This code relates to the article: Rutter CE, Millard LAC, Borges MC and Lawlor DA. Exploring regression dilution bias using repeat measurements of 2858 variables in up to 49 000 UK Biobank participants (submitted to IJE)
There are two components:
Part 1 An illustrative example to adjust for random measurement error in the main exposure and confounders of the association between C-reactive protein and mortality. Can be adapted for other variables and associations.
Part 2 Calculating Intraclass correlation coefficients (ICC) and associated correction factor data for all repeatedly measured, continuous variables in UK Biobank.
Both parts require Stata version 16, run in batch.
Set directories at the top of the Stata do files with your own path and folders as follows:
global DATA "/your/data/path/and/folder"
global RESULTS "/your/results/path/and/folder"
Must have the following data files:
-
Tab delimited text file of UK Biobank phenotype data
-
Text file list of withdrawn participants ids
-
Data dictionary in csv format from the UK Biobank Showcase (www.ukbiobank.ac.uk>Data Showcase>Essential Information>Requesting data and using the UK Biobank showcase>Data Dictionary)
-
An extra file containing UK Biobank date fields, which were not in the main file, but this is not necessary if all the required data is in the main file.
1. getmodeldata.sh
This selects the relevant data for the example from the main files using shell script only.

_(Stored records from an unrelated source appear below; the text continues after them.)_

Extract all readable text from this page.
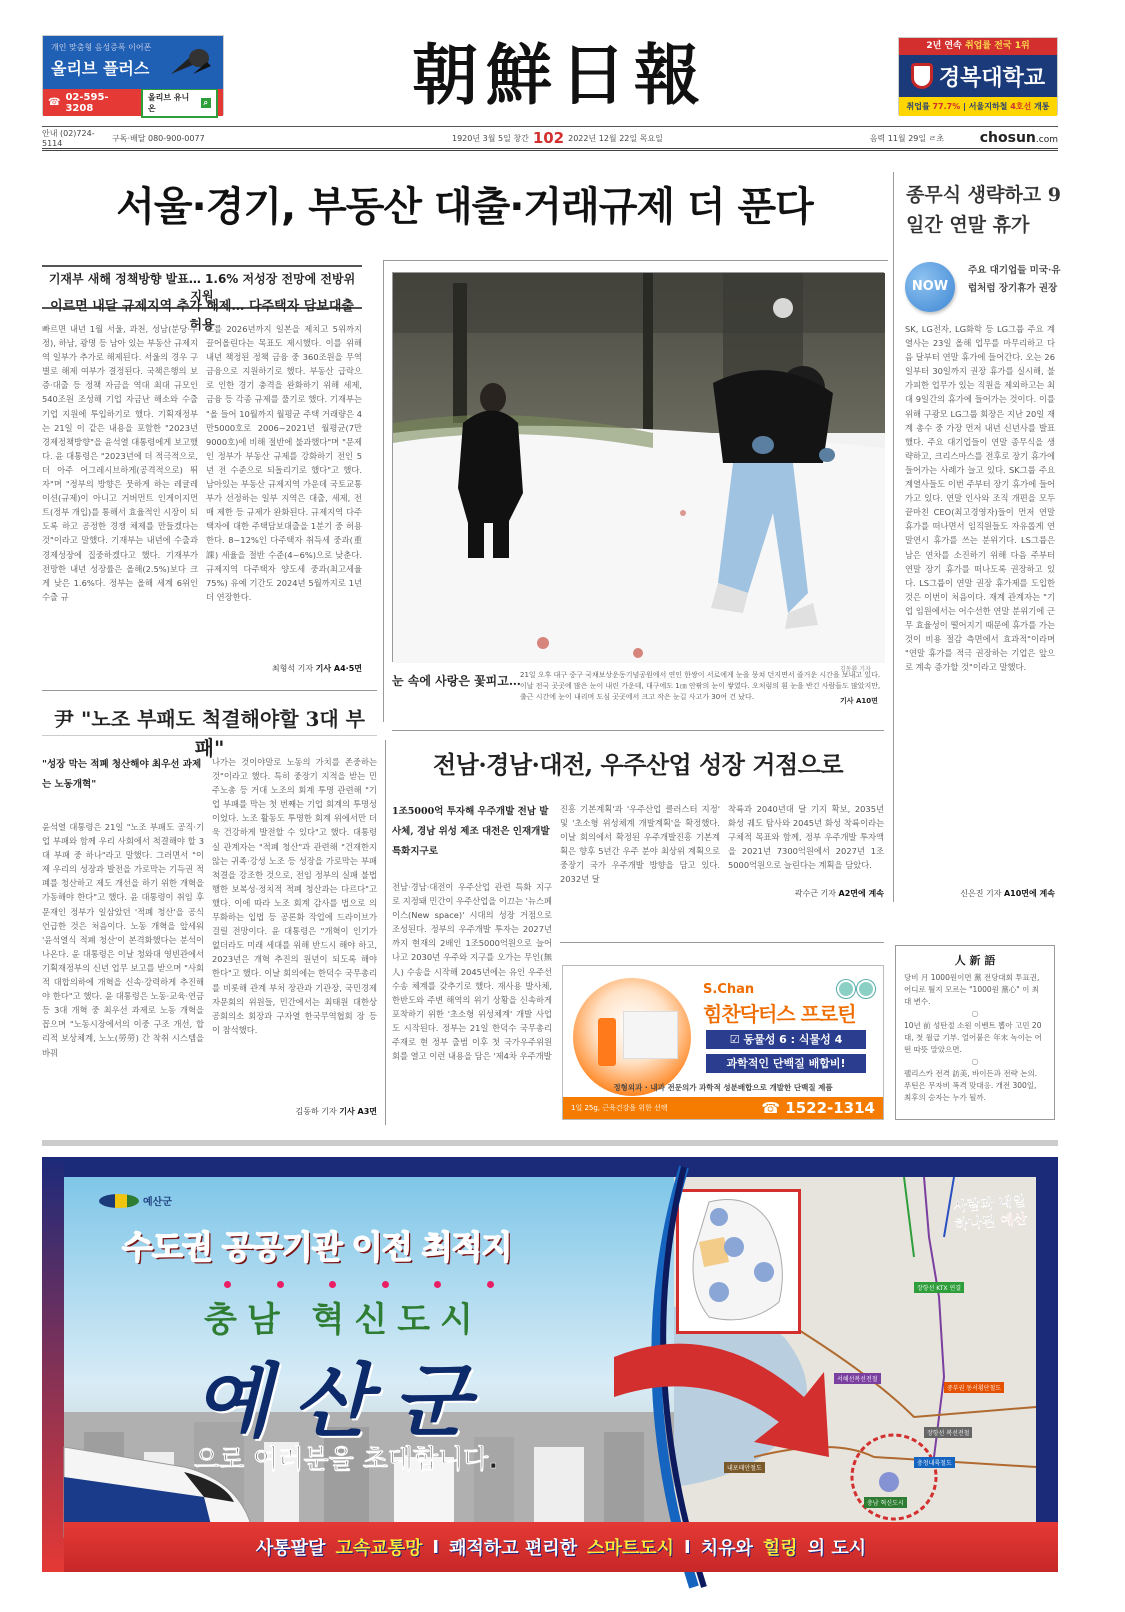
개인 맞춤형 음성증폭 이어폰
올리브 플러스
☎ 02-595-3208
올리브 유니온
⌕	朝鮮日報	2년 연속 취업률 전국 1위
경복대학교
취업률 77.7% | 서울지하철 4호선 개통
안내 (02)724-5114
구독·배달 080-900-0077	1920년 3월 5일 창간 102 2022년 12월 22일 목요일	음력 11월 29일 ㄹ초	chosun.com
서울·경기, 부동산 대출·거래규제 더 푼다
기재부 새해 정책방향 발표… 1.6% 저성장 전망에 전방위 지원
이르면 내달 규제지역 추가 해제… 다주택자 담보대출 허용
빠르면 내년 1월 서울, 과천, 성남(분당·수정), 하남, 광명 등 남아 있는 부동산 규제지역 일부가 추가로 해제된다. 서울의 경우 구별로 해제 여부가 결정된다. 국책은행의 보증·대출 등 정책 자금을 역대 최대 규모인 540조원 조성해 기업 자금난 해소와 수출 기업 지원에 투입하기로 했다. 기획재정부는 21일 이 같은 내용을 포함한 "2023년 경제정책방향"을 윤석열 대통령에게 보고했다. 윤 대통령은 "2023년에 더 적극적으로, 더 아주 어그레시브하게(공격적으로) 뛰자"며 "정부의 방향은 뭇하게 하는 레귤레이션(규제)이 아니고 거버먼트 인게이지먼트(정부 개입)를 통해서 효율적인 시장이 되도록 하고 공정한 경쟁 체제를 만들겠다는 것"이라고 말했다. 기재부는 내년에 수출과 경제성장에 집중하겠다고 했다. 기재부가 전망한 내년 성장률은 올해(2.5%)보다 크게 낮은 1.6%다. 정부는 올해 세계 6위인 수출 규
모를 2026년까지 일본을 제치고 5위까지 끌어올린다는 목표도 제시했다. 이를 위해 내년 책정된 정책 금융 중 360조원을 무역 금융으로 지원하기로 했다. 부동산 급락으로 인한 경기 충격을 완화하기 위해 세제, 금융 등 각종 규제를 풀기로 했다. 기재부는 "올 들어 10월까지 월평균 주택 거래량은 4만5000호로 2006~2021년 월평균(7만9000호)에 비해 절반에 불과했다"며 "문제인 정부가 부동산 규제를 강화하기 전인 5년 전 수준으로 되돌리기로 했다"고 했다. 남아있는 부동산 규제지역 가운데 국토교통부가 선정하는 일부 지역은 대출, 세제, 전매 제한 등 규제가 완화된다. 규제지역 다주택자에 대한 주택담보대출을 1분기 중 허용한다. 8~12%인 다주택자 취득세 중과(重課) 세율을 절반 수준(4~6%)으로 낮춘다. 규제지역 다주택자 양도세 중과(최고세율 75%) 유예 기간도 2024년 5월까지로 1년 더 연장한다.
최형석 기자 기사 A4·5면	김동환 기자
눈 속에 사랑은 꽃피고… 21일 오후 대구 중구 국채보상운동기념공원에서 연인 한쌍이 서로에게 눈을 뭉쳐 던지면서 즐거운 시간을 보내고 있다. 이날 전국 곳곳에 많은 눈이 내린 가운데, 대구에도 1㎝ 안팎의 눈이 쌓였다. 오처럼의 흰 눈을 반긴 사람들도 많았지만, 출근 시간에 눈이 내리며 도심 곳곳에서 크고 작은 눈길 사고가 30여 건 났다.	기사 A10면
종무식 생략하고 9일간 연말 휴가
NOW
주요 대기업들 미국·유럽처럼 장기휴가 권장
SK, LG전자, LG화학 등 LG그룹 주요 계열사는 23일 올해 업무를 마무리하고 다음 달부터 연말 휴가에 들어간다. 오는 26일부터 30일까지 권장 휴가를 실시해, 불가피한 업무가 있는 직원을 제외하고는 최대 9일간의 휴가에 들어가는 것이다. 이를 위해 구광모 LG그룹 회장은 지난 20일 재계 총수 중 가장 먼저 내년 신년사를 발표했다. 주요 대기업들이 연말 종무식을 생략하고, 크리스마스를 전후로 장기 휴가에 들어가는 사례가 늘고 있다. SK그룹 주요 계열사들도 이번 주부터 장기 휴가에 들어가고 있다. 연말 인사와 조직 개편을 모두 끝마친 CEO(최고경영자)들이 먼저 연말 휴가를 떠나면서 임직원들도 자유롭게 연말연시 휴가를 쓰는 분위기다. LS그룹은 남은 연차를 소진하기 위해 다음 주부터 연말 장기 휴가를 떠나도록 권장하고 있다. LS그룹이 연말 권장 휴가제를 도입한 것은 이번이 처음이다. 재계 관계자는 "기업 임원에서는 어수선한 연말 분위기에 근무 효율성이 떨어지기 때문에 휴가를 가는 것이 비용 절감 측면에서 효과적"이라며 "연말 휴가를 적극 권장하는 기업은 앞으로 계속 증가할 것"이라고 말했다.
신은진 기자 A10면에 계속
尹 "노조 부패도 척결해야할 3대 부패"
"성장 막는 적폐 청산해야 최우선 과제는 노동개혁"
윤석열 대통령은 21일 "노조 부패도 공직·기업 부패와 함께 우리 사회에서 척결해야 할 3대 부패 중 하나"라고 말했다. 그러면서 "이제 우리의 성장과 발전을 가로막는 기득권 적폐를 청산하고 제도 개선을 하기 위한 개혁을 가동해야 한다"고 했다. 윤 대통령이 취임 후 문재인 정부가 일삼았던 '적폐 청산'을 공식 언급한 것은 처음이다. 노동 개혁을 앞세워 '윤석열식 적폐 청산'이 본격화했다는 분석이 나온다. 윤 대통령은 이날 청와대 영빈관에서 기획재정부의 신년 업무 보고를 받으며 "사회적 대합의하에 개혁을 신속·강력하게 추진해야 한다"고 했다. 윤 대통령은 노동·교육·연금 등 3대 개혁 중 최우선 과제로 노동 개혁을 꼽으며 "노동시장에서의 이중 구조 개선, 합리적 보상체계, 노노(勞勞) 간 착취 시스템을 바꿔
나가는 것이야말로 노동의 가치를 존중하는 것"이라고 했다. 특히 중장기 지적을 받는 민주노총 등 거대 노조의 회계 투명 관련해 "기업 부패를 막는 첫 번째는 기업 회계의 투명성이었다. 노조 활동도 투명한 회계 위에서만 더욱 건강하게 발전할 수 있다"고 했다. 대통령실 관계자는 "적폐 청산"과 관련해 "건재한지 않는 귀족·강성 노조 등 성장을 가로막는 부패 척결을 강조한 것으로, 전임 정부의 실패 불법행한 보복성·정치적 적폐 청산과는 다르다"고 했다. 이에 따라 노조 회계 감사를 법으로 의무화하는 입법 등 공론화 작업에 드라이브가 걸릴 전망이다. 윤 대통령은 "개혁이 인기가 없더라도 미래 세대를 위해 반드시 해야 하고, 2023년은 개혁 추진의 원년이 되도록 해야 한다"고 했다. 이날 회의에는 한덕수 국무총리를 비롯해 관계 부처 장관과 기관장, 국민경제자문회의 위원들, 민간에서는 최태원 대한상공회의소 회장과 구자열 한국무역협회 장 등이 참석했다.
김동하 기자 기사 A3면
전남·경남·대전, 우주산업 성장 거점으로
1조5000억 투자해 우주개발 전남 발사체, 경남 위성 제조 대전은 인재개발 특화지구로
전남·경남·대전이 우주산업 관련 특화 지구로 지정돼 민간이 우주산업을 이끄는 '뉴스페이스(New space)' 시대의 성장 거점으로 조성된다. 정부의 우주개발 투자는 2027년까지 현재의 2배인 1조5000억원으로 늘어나고 2030년 우주와 지구를 오가는 무인(無人) 수송을 시작해 2045년에는 유인 우주선 수송 체계를 갖추기로 했다. 재사용 발사체, 한반도와 주변 해역의 위기 상황을 신속하게 포착하기 위한 '초소형 위성체계' 개발 사업도 시작된다. 정부는 21일 한덕수 국무총리 주재로 현 정부 출범 이후 첫 국가우주위원회를 열고 이런 내용을 담은 '제4차 우주개발
진흥 기본계획'과 '우주산업 클러스터 지정' 및 '초소형 위성체계 개발계획'을 확정했다. 이날 회의에서 확정된 우주개발진흥 기본계획은 향후 5년간 우주 분야 최상위 계획으로 중장기 국가 우주개발 방향을 담고 있다. 2032년 달
착륙과 2040년대 달 기지 확보, 2035년 화성 궤도 탐사와 2045년 화성 착륙이라는 구체적 목표와 함께, 정부 우주개발 투자액을 2021년 7300억원에서 2027년 1조5000억원으로 늘린다는 계획을 담았다.
곽수근 기자 A2면에 계속
S.Chan
힘찬닥터스 프로틴
☑ 동물성 6 : 식물성 4
과학적인 단백질 배합비!
정형외과 · 내과 전문의가 과학적 성분배합으로 개발한 단백질 제품
1일 25g, 근육건강을 위한 선택	☎ 1522-1314
人 新 語

당비 月 1000원이면 黨 전당대회 투표권, 어디로 튈지 모르는 "1000원 黨心" 이 최대 변수.

○

10년 前 성탄절 소원 이벤트 뽑아 고민 20대, 첫 월급 기부. 얼어붙은 年末 녹이는 어떤 따뜻 말았으면.

○

팰리스카 전격 訪美, 바이든과 전략 논의. 푸틴은 무자비 폭격 맞대응. 개전 300일, 최후의 승자는 누가 될까.

예산군
수도권 공공기관 이전 최적지
충남 혁신도시
예산군
으로 여러분을 초대합니다.
장항선 KTX 연결
서해선복선전철
내포태안철도
충남 혁신도시
중부권 동서횡단철도
장항선 복선전철
충청내륙철도
사람과 내일
하나된 예산
사통팔달 고속교통망 I 쾌적하고 편리한 스마트도시 I 치유와 힐링 의 도시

It contains the variable list for relevant exposures and confounders that can be adapted for other models.
-
Requires – ukbdata_new.txt
-
Main output – modelfile.txt
2. modelexcl.sh
This calls Stata to run modelexcl.do, which excludes withdrawn participants, renames and formats variables. Creates mortality outcomes and confounders.
-
Requires - modelfile.txt and withdrawal file w16729_20220222.csv
-
Main output - modelfile_all.dta and modelfile_comp.dta
3. bootmodels1.sh to bootmodels10.sh
These create bootstrap replicates of the hazard models using regression calibration.
-
Requires – modelfile_comp.dta
-
Main output – boots_1.dta to boots_10.dta
4. runmodels.sh
This calls Stata to run runmodels.do, which fits an unadjusted proportional hazard model, along with models adjusted for random measurement error using ICC correction factors and regression calibration.
-
Requires – modelfile_all.dta, modelfile_comp.dta and boots_1.dta to boots_10.dta
-
Main output – results in runmodels.log
Process for baseline and online diet variables fields
1. varlist_01.sh
This calls Stata to run varlist_01.do, which creates a variable list by running initial exclusions on data dictionary.
-
Requires – Data_Dictionary_Showcase.csv
-
Main output – fields01.txt
2. getdata_01.sh
This extracts required variables from UK Biobank file using shell script only.
-
Requires – fields01.txt, ukbdata_new.txt
-
Main output – mainfile01.txt
3. rundata_01.sh
This calls Stata to run rundata_01.do which calls the following do files in turn:
withdrawals_01.do – excludes the ids of participants who have withdrawn consent
-
Requires – withdrawal csv file e.g. w16729_20220222.csv
-
Main output – mainfile01.dta
dates_01.do - adds on the dates that were missing from the main file, renames and reformats date fields.
-
Requires – mainfile01.dta, extra dates file (new_dates_data.csv)
-
Main output – mainfile01.dta
arrays_01.do – deals with specific fields with multiple values in one visit.
-
Requires – mainfile01.dta
-
Main output – mainfile01.dta
recodes_01.do - amends some of the special coded non-numeric values
-
Requires – mainfile01.dta
-
Main output – mainfile01.dta
extraexcl_01.do – checks and removes
a. variables with <20 distinct values per instance (for observations non missing in both instances)
b. variables with fewer than 100 observations non missing in both instances
c. variables with >=20% of non-missing observations having one single value (should be categorical)
-
Requires - mainfile01.dta
-
Main output - finalfile01.dta
concord_01.do – run concordance analysis and get ICC for all records
-
Requires – finalfile01.dta, used_vars_list01.dta
-
Main output – concordance_output01.dta, concordance_output.xlsx
4. graphs.sh
This calls Stata to run graphs.do which creates the graphs included in the paper.
- Requires – concordance_output.xlsx
Process for imaging visit fields:
Same as above but replace end of script file names with 23 instead of 01.
The imaging programs are similar but split the file into three due to size.